The September 2011 Special Issue (98:2) of the Journal of American History placed its focus on borderlands history with a collective title–“Margins to Mainstream: The Brave New World of Borderlands History.” It featured six articles:
On Borderlands–Pekka Hämäläinen and Samuel Truett
Borderlands of Modernity and Abandonment: The Lines within Ambos Nogales and the Tohono O’odham Nation–Geraldo Cadava
Borderlands in a World at Sea: Concow Indians, Native Hawaiians, and South Chinese in Global and National Spaces–David A. Chang
The Cosmic Race in Texas: Racial Fusion, White Supremacy, and Civil Rights Politics–Benjamin H. Johnson
Race, Surveillance, and Indian Anticolonialism in the Western U.S.-Canadian Borderlands–Seema Sohi
Before the Railroad: From Slavery to Freedom in the Canadian-American Borderland–Gregory Wigmore
John Nieto-Phillips notes in his introduction to the issue that,
In recent years, the field of U.S. history has witnessed a remarkable surge in scholarship focusing on borders, boundaries, and frontiers—those interstitial contexts in which peoples converge. Much of that scholarship is grounded in indigenous histories or in imperial pasts. It is also rooted in narratives of national expansion, migration, racialization, and the statecraft of border control and citizenship. This scholarship embraces a wide range of concerns in far-flung contexts spanning centuries, and it draws our attention to the importance of “borderlands” in American history (337).

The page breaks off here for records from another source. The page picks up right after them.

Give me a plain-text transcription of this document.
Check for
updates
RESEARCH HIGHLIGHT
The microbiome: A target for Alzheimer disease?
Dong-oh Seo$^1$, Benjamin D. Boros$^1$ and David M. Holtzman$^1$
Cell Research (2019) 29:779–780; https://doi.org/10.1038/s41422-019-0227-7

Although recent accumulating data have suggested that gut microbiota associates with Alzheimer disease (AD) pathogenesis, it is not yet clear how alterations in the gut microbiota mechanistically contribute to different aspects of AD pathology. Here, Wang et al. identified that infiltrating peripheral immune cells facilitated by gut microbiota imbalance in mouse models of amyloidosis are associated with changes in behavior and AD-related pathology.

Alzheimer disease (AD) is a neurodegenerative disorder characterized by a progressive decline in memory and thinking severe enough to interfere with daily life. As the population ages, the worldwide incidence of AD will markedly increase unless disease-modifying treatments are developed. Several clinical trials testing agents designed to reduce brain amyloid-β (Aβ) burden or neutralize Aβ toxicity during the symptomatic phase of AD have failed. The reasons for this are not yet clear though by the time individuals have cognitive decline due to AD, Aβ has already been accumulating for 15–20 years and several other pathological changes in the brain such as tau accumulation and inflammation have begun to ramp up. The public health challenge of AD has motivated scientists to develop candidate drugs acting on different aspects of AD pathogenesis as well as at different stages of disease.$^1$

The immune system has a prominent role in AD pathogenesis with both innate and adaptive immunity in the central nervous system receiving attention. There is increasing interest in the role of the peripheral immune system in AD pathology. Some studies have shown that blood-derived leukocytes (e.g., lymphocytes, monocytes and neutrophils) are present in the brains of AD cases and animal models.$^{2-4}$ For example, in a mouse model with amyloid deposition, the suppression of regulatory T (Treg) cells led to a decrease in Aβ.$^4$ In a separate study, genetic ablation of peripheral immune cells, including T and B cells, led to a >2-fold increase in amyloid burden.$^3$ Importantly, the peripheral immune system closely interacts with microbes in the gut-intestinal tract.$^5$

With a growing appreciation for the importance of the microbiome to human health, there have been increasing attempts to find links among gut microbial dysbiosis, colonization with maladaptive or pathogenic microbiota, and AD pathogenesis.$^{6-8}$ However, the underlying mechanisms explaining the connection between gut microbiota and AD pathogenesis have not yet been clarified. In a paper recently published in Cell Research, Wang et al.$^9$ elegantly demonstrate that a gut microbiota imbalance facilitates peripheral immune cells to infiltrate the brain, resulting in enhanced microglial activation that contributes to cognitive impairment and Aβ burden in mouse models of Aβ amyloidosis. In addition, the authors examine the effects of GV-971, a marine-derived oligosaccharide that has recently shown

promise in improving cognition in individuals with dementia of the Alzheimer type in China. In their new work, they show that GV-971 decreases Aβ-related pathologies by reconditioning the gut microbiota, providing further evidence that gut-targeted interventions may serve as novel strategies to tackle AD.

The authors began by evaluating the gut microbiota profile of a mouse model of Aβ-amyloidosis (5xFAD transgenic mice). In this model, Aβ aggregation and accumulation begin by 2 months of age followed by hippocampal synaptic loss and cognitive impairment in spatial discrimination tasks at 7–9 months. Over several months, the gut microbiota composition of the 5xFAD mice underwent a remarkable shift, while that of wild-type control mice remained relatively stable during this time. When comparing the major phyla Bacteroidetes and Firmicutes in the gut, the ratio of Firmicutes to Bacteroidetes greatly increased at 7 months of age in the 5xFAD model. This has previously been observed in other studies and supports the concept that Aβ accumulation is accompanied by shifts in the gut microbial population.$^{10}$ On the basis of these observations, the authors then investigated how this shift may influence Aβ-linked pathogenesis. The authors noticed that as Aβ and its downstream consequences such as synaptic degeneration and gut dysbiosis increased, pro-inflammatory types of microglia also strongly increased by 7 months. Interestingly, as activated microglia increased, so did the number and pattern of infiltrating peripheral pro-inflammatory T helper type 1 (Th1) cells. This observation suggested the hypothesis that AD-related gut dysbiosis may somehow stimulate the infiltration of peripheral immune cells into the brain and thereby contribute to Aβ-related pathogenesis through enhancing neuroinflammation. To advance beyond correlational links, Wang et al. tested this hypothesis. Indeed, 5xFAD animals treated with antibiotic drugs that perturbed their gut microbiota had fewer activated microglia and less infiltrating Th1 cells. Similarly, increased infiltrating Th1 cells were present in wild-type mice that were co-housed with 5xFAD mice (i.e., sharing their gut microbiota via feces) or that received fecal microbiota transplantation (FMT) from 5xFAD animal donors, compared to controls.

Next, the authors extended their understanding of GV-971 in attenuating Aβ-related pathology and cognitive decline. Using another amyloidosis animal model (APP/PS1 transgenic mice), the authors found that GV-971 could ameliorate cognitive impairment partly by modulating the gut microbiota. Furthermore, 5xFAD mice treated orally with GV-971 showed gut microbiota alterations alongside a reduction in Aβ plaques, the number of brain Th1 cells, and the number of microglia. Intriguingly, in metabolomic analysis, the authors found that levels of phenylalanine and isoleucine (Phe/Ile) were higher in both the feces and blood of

Nieto-Phillips also writes that, “Together, these six pieces suggest the expansive reach and temporal range of new borderlands scholarship” (337).
Over the next few weeks, Borderlands History contributors will review each essay and comment on its significance and contributions to the field. We hope this will provide opportunities to explore several ongoing questions such as: What is borderlands history? Is it indeed a field? If so, how is the field defined? Has borderlands history indeed gone mainstream? If so, what does that mean and what does the future hold? If not, why not? How can we push the boundaries of the field?